Los argentinos, muy probablemente, hemos vivido creyendo que el Estado es igual a nadie. En Evaristo Carriego, su primer libro de ensayos publicado en 1930, Borges escribe: "Nuestro pasado militar es copioso, pero lo indiscutible es que el argentino, en trance de pensarse valiente, no se identifica con él (pese a la preferencia que en las escuelas se da al estudio de la historia) sino con las vasta figuras genéricas del gaucho y del compadre. Si no me engaño, este rasgo instintivo y paradójico tiene su explicación (...) El gaucho y el compadre son imaginados como rebeldes; el argentino, a diferencia de los americanos del Norte y de casi todos los europeos, no se identifica con el Estado. Ello puede atribuirse al hecho general de que el Estado es una inconcebible abstracción (el Estado es impersonal; el argentino sólo concibe una relación personal. Por eso, para él, robar dineros públicos no es un crimen. Compruebo un hecho, no lo justifico o
disculpo.
)". Concluye Borges: "Los films elaborados en Hollywood repetidamente proponen a la admiración el caso de un hombre que busca la amistad de un criminal para entregarlo después a la policía; el argentino, para quien la amistad es una pasión y la policía una mafia, siente que ese héroe es un incomprensible canalla". (J.L. Borges, Obras Completas, EMECE, 1989, Tomo I, págs. 162-163).

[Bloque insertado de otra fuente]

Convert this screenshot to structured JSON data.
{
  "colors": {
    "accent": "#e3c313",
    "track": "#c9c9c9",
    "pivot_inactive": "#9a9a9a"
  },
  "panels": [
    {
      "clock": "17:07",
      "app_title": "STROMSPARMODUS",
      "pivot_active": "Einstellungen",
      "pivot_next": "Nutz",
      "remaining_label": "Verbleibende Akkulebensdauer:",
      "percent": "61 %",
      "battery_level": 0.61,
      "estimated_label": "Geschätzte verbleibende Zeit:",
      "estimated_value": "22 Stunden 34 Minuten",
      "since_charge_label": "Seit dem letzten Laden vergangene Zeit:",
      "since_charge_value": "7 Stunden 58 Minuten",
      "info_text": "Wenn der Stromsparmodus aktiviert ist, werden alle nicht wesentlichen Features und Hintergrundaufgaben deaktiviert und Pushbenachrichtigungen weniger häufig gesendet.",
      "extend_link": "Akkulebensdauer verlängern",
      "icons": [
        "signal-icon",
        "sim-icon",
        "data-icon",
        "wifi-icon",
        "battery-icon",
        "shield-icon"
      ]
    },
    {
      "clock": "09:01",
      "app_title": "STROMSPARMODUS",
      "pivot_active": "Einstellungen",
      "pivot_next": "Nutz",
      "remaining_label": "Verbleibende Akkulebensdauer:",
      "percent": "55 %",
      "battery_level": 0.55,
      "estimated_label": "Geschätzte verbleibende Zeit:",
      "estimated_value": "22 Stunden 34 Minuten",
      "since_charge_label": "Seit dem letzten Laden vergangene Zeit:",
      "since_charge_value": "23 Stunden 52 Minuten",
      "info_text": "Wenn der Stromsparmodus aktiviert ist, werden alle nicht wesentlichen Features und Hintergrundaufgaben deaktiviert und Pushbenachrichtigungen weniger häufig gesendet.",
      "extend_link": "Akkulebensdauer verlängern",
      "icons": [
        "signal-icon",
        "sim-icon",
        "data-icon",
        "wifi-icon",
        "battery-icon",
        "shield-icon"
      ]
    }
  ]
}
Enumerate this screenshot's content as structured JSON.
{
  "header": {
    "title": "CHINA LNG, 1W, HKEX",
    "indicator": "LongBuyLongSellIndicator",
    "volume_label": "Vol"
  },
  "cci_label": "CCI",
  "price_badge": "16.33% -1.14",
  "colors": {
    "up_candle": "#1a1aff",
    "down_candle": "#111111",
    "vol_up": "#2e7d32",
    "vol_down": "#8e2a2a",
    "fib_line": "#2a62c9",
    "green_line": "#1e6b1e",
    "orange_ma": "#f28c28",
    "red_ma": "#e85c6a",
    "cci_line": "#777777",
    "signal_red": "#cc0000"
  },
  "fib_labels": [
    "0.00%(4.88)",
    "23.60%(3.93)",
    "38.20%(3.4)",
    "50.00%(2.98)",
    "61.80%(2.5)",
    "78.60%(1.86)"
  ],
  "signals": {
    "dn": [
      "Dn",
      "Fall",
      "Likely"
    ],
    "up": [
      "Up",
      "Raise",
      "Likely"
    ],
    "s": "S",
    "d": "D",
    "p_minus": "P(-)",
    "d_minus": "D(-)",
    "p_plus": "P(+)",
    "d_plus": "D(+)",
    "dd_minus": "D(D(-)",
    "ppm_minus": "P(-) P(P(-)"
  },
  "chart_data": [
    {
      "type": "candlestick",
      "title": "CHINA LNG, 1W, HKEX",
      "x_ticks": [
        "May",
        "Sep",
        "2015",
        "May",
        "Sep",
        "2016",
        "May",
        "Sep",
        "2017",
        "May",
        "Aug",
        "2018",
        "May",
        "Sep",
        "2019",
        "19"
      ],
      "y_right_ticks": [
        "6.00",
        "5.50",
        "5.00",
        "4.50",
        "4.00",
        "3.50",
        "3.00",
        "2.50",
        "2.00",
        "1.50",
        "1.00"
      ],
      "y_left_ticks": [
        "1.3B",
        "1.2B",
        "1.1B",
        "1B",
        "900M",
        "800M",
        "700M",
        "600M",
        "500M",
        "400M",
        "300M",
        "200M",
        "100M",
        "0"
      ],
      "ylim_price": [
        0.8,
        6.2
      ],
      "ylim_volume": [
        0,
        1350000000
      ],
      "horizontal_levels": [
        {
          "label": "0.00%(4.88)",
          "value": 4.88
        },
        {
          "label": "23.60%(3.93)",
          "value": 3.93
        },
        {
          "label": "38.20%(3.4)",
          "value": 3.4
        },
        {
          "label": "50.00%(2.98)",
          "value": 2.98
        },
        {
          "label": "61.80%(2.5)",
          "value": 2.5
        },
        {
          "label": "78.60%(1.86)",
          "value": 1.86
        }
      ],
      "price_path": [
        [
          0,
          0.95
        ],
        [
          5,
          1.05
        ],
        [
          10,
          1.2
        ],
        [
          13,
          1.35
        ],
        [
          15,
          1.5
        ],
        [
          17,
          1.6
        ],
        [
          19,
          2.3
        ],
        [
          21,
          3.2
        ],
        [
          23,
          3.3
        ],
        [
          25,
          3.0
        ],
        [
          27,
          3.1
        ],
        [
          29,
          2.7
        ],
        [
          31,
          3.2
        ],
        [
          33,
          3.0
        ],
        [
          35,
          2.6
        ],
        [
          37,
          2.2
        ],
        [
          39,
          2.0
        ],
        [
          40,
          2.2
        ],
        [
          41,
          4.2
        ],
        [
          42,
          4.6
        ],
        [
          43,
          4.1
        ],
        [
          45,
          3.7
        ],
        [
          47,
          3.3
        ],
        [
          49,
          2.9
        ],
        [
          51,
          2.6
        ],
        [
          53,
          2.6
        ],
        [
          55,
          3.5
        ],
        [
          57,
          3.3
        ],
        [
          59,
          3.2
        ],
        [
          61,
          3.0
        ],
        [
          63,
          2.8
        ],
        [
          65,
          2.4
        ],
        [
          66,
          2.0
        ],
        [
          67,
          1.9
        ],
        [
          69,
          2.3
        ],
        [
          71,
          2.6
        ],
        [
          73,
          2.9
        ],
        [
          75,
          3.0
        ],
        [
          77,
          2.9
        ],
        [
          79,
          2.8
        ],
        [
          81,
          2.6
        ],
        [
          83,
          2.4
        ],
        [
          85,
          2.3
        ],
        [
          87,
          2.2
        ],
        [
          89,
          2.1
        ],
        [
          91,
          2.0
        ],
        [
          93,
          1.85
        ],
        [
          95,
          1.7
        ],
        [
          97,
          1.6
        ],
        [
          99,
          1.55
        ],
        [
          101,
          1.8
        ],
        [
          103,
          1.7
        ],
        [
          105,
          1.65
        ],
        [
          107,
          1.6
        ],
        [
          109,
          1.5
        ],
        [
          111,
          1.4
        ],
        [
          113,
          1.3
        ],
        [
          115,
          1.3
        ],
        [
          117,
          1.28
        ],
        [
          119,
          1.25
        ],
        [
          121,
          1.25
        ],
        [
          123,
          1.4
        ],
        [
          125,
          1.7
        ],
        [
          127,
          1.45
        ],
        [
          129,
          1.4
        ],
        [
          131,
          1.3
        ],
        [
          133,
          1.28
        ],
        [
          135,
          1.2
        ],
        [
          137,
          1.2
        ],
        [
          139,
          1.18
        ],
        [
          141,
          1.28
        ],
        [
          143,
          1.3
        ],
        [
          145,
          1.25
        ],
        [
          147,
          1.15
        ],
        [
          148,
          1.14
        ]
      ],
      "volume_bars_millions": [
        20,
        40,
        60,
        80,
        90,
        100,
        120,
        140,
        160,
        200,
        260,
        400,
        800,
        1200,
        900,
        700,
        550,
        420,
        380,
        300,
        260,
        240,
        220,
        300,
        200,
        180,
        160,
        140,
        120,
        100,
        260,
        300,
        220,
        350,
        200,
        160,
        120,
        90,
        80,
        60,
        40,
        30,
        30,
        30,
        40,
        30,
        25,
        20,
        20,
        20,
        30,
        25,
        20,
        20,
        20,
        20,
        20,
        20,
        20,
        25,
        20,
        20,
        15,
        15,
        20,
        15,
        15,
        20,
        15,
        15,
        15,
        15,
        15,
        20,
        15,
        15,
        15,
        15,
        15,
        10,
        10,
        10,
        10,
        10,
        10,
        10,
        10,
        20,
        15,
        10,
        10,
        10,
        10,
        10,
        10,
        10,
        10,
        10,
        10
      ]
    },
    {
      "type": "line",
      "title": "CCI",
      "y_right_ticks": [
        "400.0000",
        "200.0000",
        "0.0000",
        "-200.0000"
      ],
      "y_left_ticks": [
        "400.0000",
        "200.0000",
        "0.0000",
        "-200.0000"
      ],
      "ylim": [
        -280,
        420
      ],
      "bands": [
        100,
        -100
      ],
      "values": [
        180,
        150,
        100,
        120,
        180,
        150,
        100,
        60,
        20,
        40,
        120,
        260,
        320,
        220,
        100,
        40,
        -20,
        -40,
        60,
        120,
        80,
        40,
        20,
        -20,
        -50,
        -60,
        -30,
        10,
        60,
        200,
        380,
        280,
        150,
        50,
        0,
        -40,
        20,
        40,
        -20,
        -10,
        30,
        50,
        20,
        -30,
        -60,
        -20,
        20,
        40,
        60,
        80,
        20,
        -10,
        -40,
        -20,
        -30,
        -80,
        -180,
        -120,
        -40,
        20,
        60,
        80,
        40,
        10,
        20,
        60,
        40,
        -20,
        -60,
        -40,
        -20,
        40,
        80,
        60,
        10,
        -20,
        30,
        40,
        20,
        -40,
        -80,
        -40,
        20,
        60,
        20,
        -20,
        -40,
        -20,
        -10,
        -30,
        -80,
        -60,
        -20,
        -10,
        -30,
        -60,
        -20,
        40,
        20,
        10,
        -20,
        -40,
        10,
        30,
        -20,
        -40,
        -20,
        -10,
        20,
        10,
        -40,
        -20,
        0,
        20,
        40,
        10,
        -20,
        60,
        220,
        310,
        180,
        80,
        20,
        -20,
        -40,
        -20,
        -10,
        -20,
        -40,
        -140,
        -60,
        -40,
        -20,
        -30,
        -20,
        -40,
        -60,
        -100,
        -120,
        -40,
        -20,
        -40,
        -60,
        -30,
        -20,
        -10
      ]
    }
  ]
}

-¿Revisar y repensar nuestras relaciones con el Estado son las claves para buscar la salida de la crisis?

-Primero quisiera decir que Borges no creía en ningún texto que empezara con la frase "los argentinos...". Lo más probable es que con este breve ensayo se estuviera burlando de escritores como Mallea y Martínez Estrada, tan preocupados por la cuestión del ser nacional. Por otro lado, es cierto, el Estado que se organiza en la Argentina desde fines del siglo XIX es absolutamente impersonal. La ley, que también es otra abstracción, estuvo durante décadas bien instalada hasta que se deterioró a medida que el Estado iba siendo tironeado por los reclamos corporativos. Finalmente, lo que hay que repensar es todo, absolutamente todo, no sólo nuestra relación con el Estado.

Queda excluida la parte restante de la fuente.